Terkait dengan hal itu, relawan Agus-Sylvi asal Komite Nasional Masyarakat Indonesia (KMNI) mendeklarasikan dukungan bagi pasangan Anies-Sandi (cagub-cawagub nomor pemilihan tiga). Hal ini dikarenakan paslon nomor satu hampir dipastikan tidak lolos putaran berikutnya.

Dilansir dari laman Republika, deklarasi tersebut dihadiri langsung oleh sang calon gubernur, Anies Rasyid Baswedan.

“Memberikan dukungan sepenuhnya kepada pasangan Anies-Sandi dalam putaran kedua Pilkada DKI Jakarta,” ungkap Ketua KMNI Alex Asmasoebrata di Jalan Cikajang nomor 60, Kebayoran Baru, Jakarta Selatan, Kamis (16/02/2017).

Baca juga: PDIP Ancang-ancang untuk Rangkul Parpol Pengusung Agus-Sylvi

Alex juga mengharapkan agar pasangan Agus-Sylvi segera menentukan sikap untuk memberikan dukungan kepada Anies-Sandi.

Ketegasan yang secepatnya ini perlu dilakukan agar seluruh suara pemilih Agus-Sylvi bisa secara bulat dialihkan ke pasangan Anies-Sandi.

“Mendorong pasangan Agus-Sylvi dapat segera menentukan sikapnya memberikan dukungan kepada pasangan Anies-Sandi agar seluruh suara pemilih Agus-Sylvi yang sekitar 17 persen, dapat secara bulat mendukung Anies-Sandi,” tutur Alex.

Alex juga meminta dengan hormat agar pasangan Anies-Sandi selayaknya menerima serta memaksimalkan support dari para relawan Agus-Sylvi.

Alex juga memohon agar Anies-Sandi menyambut baik dan menerima dukungan dari pasangan Agus-Sylvi secara keseluruhan.

Menurut Peraturan Komisi Pemilihan Umum RI (PKPU) Nomor 6 Tahun 2016, pemilihan gubernur DKI Jakarta hanya ditentukan oleh suara mayoritas, mengikuti prinsip 50+1.

Bila tak ada pemenang tunggal, maka dua pasangan calon dengan suara terbanyak harus mengikuti pemilihan putaran kedua.

Setelah proses pemungutan suara berakhir, Komisi Pemilihan Umum DKI Jakarta akan melakukan rekapitulasi suara antara tanggal 16 hingga 27 Februari 2017. Ketetapan mengenai putaran kedua akan diumumkan selambatnya tanggal 4 Maret 2017.

Bila Pilkada DKI memasuki putaran kedua, maka KPU akan melakukan rekapitulasi daftar pemilih antara 5 hingga 19 April 2017. Di saat yang bersamaan, kedua pasangan calon diizinkan melakukan sosialisasi terbatas untuk mempertajam visi dan misi.

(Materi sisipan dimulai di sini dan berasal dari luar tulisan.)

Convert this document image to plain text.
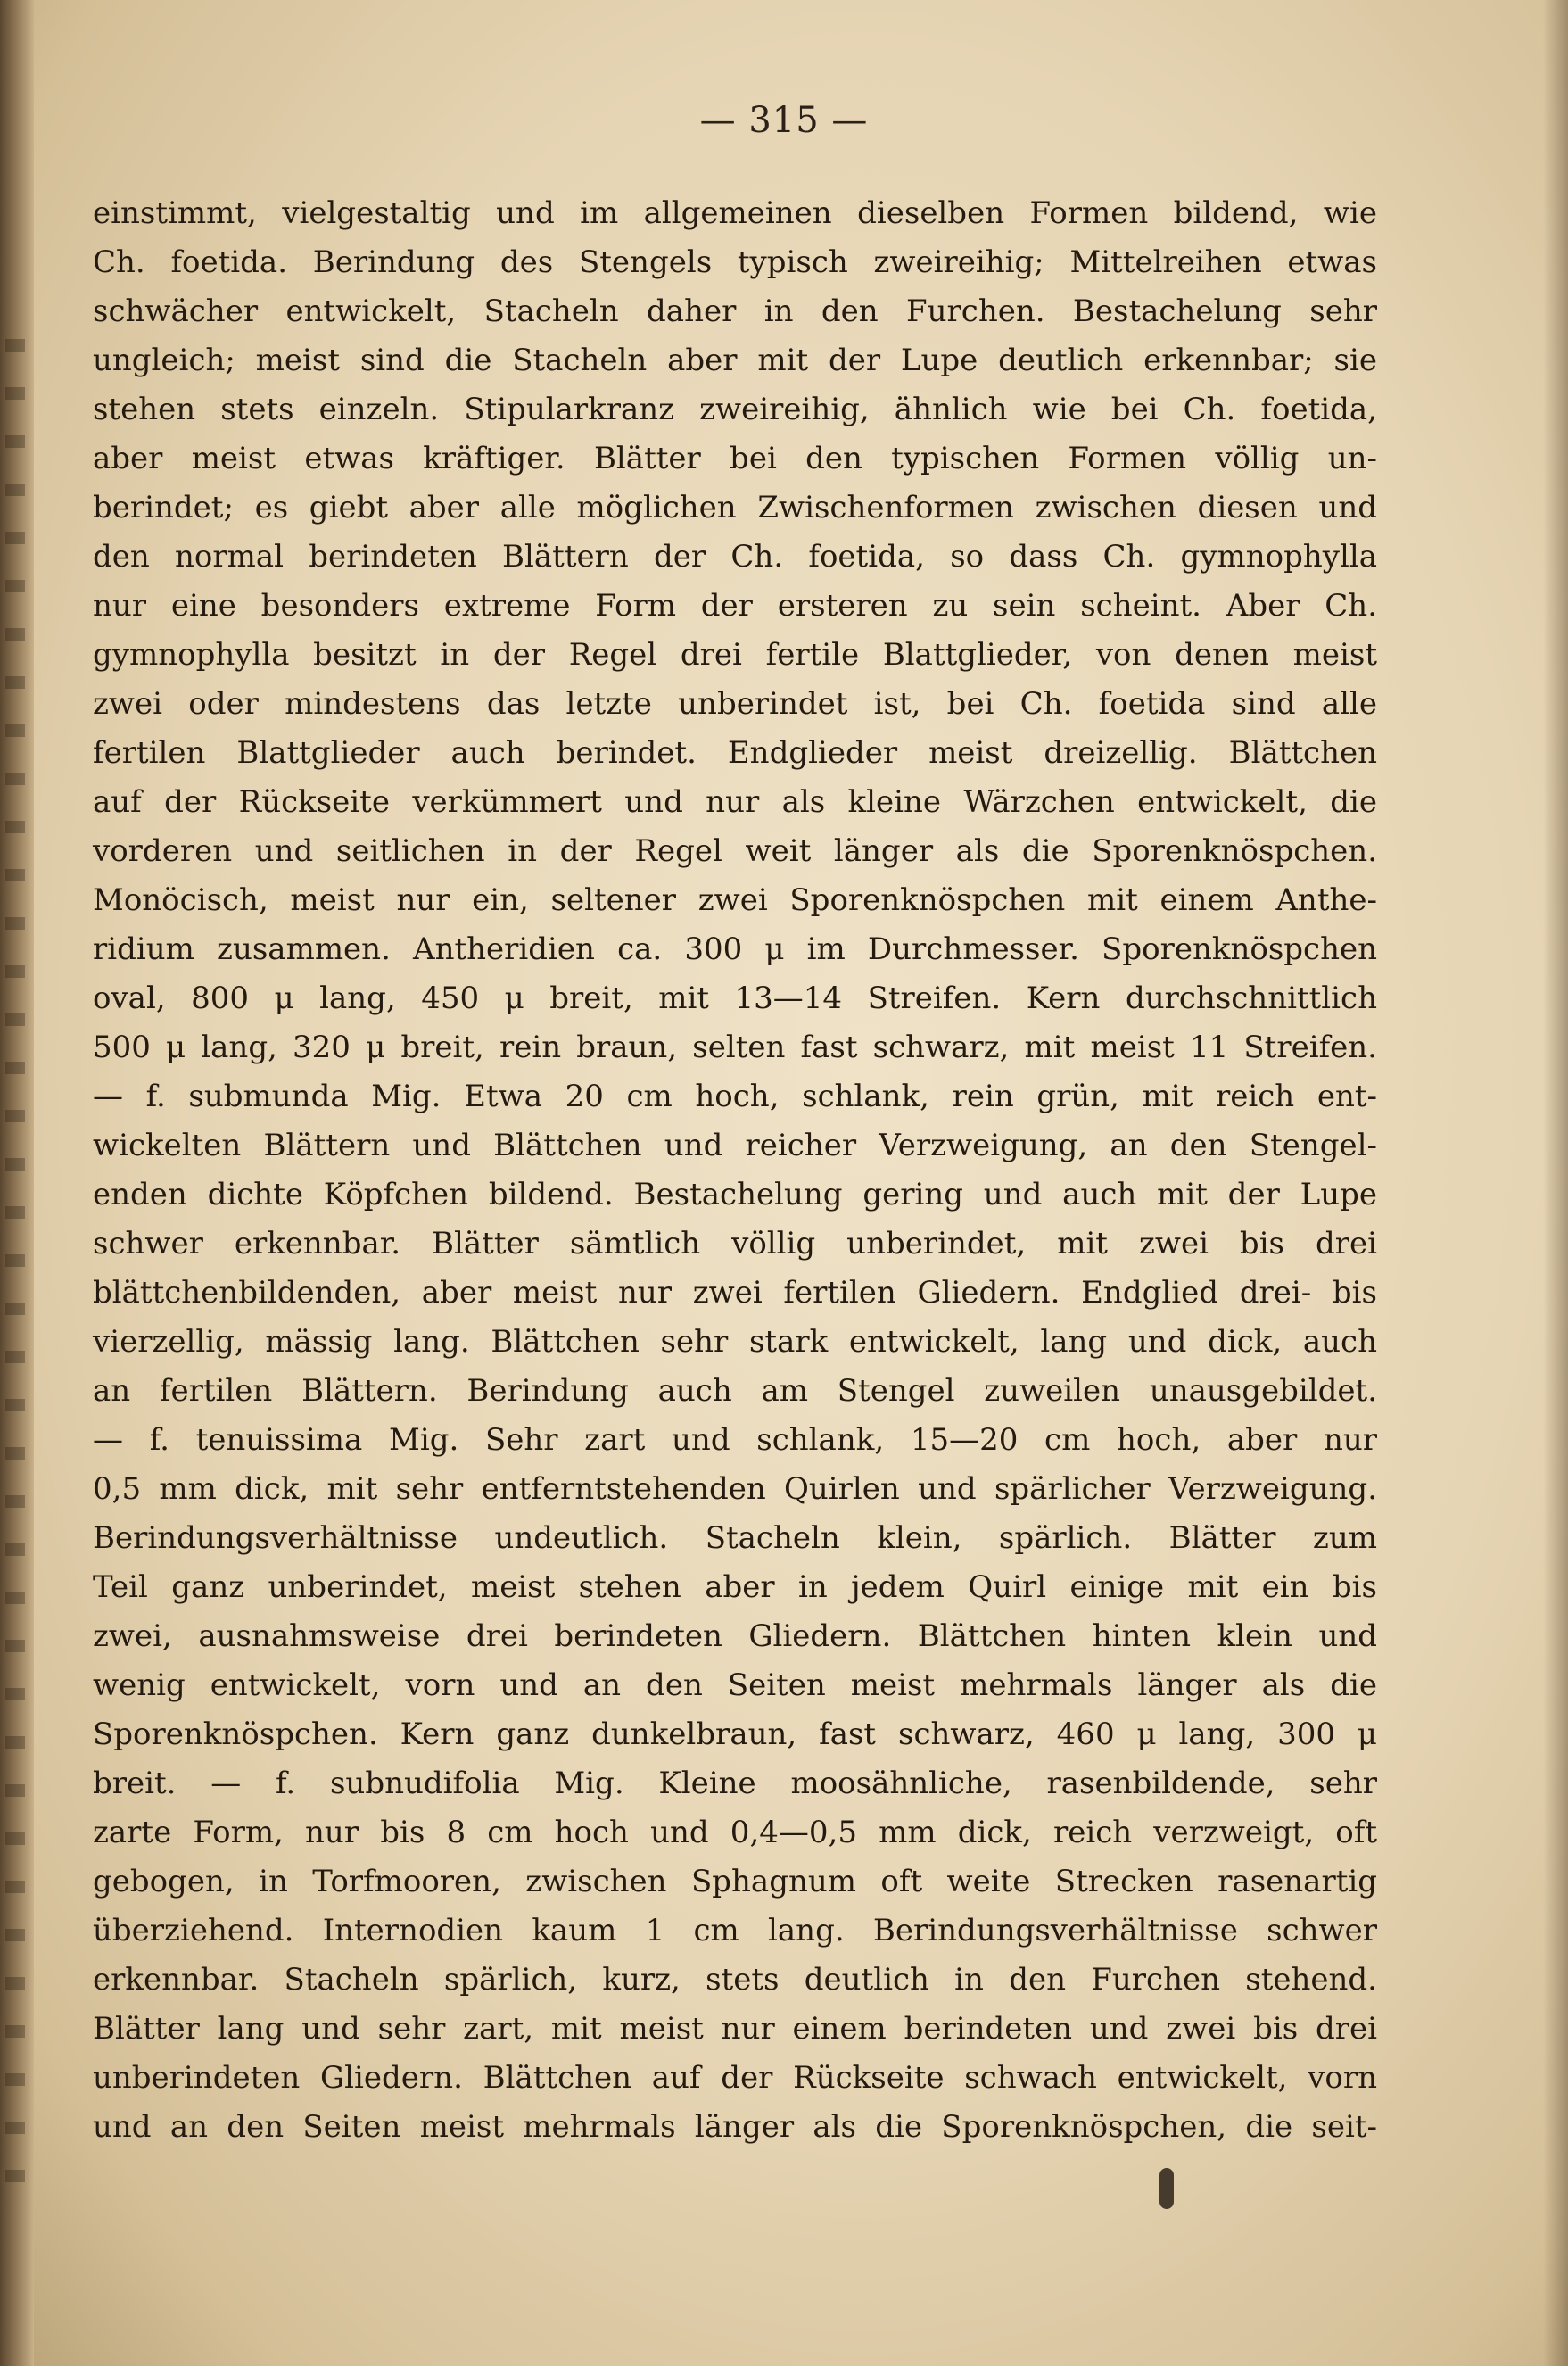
— 315 —
einstimmt, vielgestaltig und im allgemeinen dieselben Formen bildend, wie
Ch. foetida. Berindung des Stengels typisch zweireihig; Mittelreihen etwas
schwächer entwickelt, Stacheln daher in den Furchen. Bestachelung sehr
ungleich; meist sind die Stacheln aber mit der Lupe deutlich erkennbar; sie
stehen stets einzeln. Stipularkranz zweireihig, ähnlich wie bei Ch. foetida,
aber meist etwas kräftiger. Blätter bei den typischen Formen völlig un-
berindet; es giebt aber alle möglichen Zwischenformen zwischen diesen und
den normal berindeten Blättern der Ch. foetida, so dass Ch. gymnophylla
nur eine besonders extreme Form der ersteren zu sein scheint. Aber Ch.
gymnophylla besitzt in der Regel drei fertile Blattglieder, von denen meist
zwei oder mindestens das letzte unberindet ist, bei Ch. foetida sind alle
fertilen Blattglieder auch berindet. Endglieder meist dreizellig. Blättchen
auf der Rückseite verkümmert und nur als kleine Wärzchen entwickelt, die
vorderen und seitlichen in der Regel weit länger als die Sporenknöspchen.
Monöcisch, meist nur ein, seltener zwei Sporenknöspchen mit einem Anthe-
ridium zusammen. Antheridien ca. 300 μ im Durchmesser. Sporenknöspchen
oval, 800 μ lang, 450 μ breit, mit 13—14 Streifen. Kern durchschnittlich
500 μ lang, 320 μ breit, rein braun, selten fast schwarz, mit meist 11 Streifen.
— f. submunda Mig. Etwa 20 cm hoch, schlank, rein grün, mit reich ent-
wickelten Blättern und Blättchen und reicher Verzweigung, an den Stengel-
enden dichte Köpfchen bildend. Bestachelung gering und auch mit der Lupe
schwer erkennbar. Blätter sämtlich völlig unberindet, mit zwei bis drei
blättchenbildenden, aber meist nur zwei fertilen Gliedern. Endglied drei- bis
vierzellig, mässig lang. Blättchen sehr stark entwickelt, lang und dick, auch
an fertilen Blättern. Berindung auch am Stengel zuweilen unausgebildet.
— f. tenuissima Mig. Sehr zart und schlank, 15—20 cm hoch, aber nur
0,5 mm dick, mit sehr entferntstehenden Quirlen und spärlicher Verzweigung.
Berindungsverhältnisse undeutlich. Stacheln klein, spärlich. Blätter zum
Teil ganz unberindet, meist stehen aber in jedem Quirl einige mit ein bis
zwei, ausnahmsweise drei berindeten Gliedern. Blättchen hinten klein und
wenig entwickelt, vorn und an den Seiten meist mehrmals länger als die
Sporenknöspchen. Kern ganz dunkelbraun, fast schwarz, 460 μ lang, 300 μ
breit. — f. subnudifolia Mig. Kleine moosähnliche, rasenbildende, sehr
zarte Form, nur bis 8 cm hoch und 0,4—0,5 mm dick, reich verzweigt, oft
gebogen, in Torfmooren, zwischen Sphagnum oft weite Strecken rasenartig
überziehend. Internodien kaum 1 cm lang. Berindungsverhältnisse schwer
erkennbar. Stacheln spärlich, kurz, stets deutlich in den Furchen stehend.
Blätter lang und sehr zart, mit meist nur einem berindeten und zwei bis drei
unberindeten Gliedern. Blättchen auf der Rückseite schwach entwickelt, vorn
und an den Seiten meist mehrmals länger als die Sporenknöspchen, die seit-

Hingga 15 April, kedua pasangan calon harus menyudahi program kampanyenya.

Setelah itu, Pilkada DKI memasuki masa tenang antara 16 hingga 18 April. Sedangkan pemungutan suara dilakukan sehari setelahnya, yakni 19 April 2017.

Baca juga: Rektor Paramadina Ungkap Kekurangan Agus-Sylvi

KPUD membutuhkan waktu hingga 1 Mei untuk menuntaskan rekapitulasi suara. Pada 5 atau 6 Mei, KPUD akan menentukan pasangan calon pemenang Pilkada.

Jika hasil penghitungan suara disengketakan ke Mahkamah Konstitusi (MK), maka pengumuman pemenang Pilkada DKI harus diundur hingga paling lambat tiga hari setelah diumumkannya keputusan MK.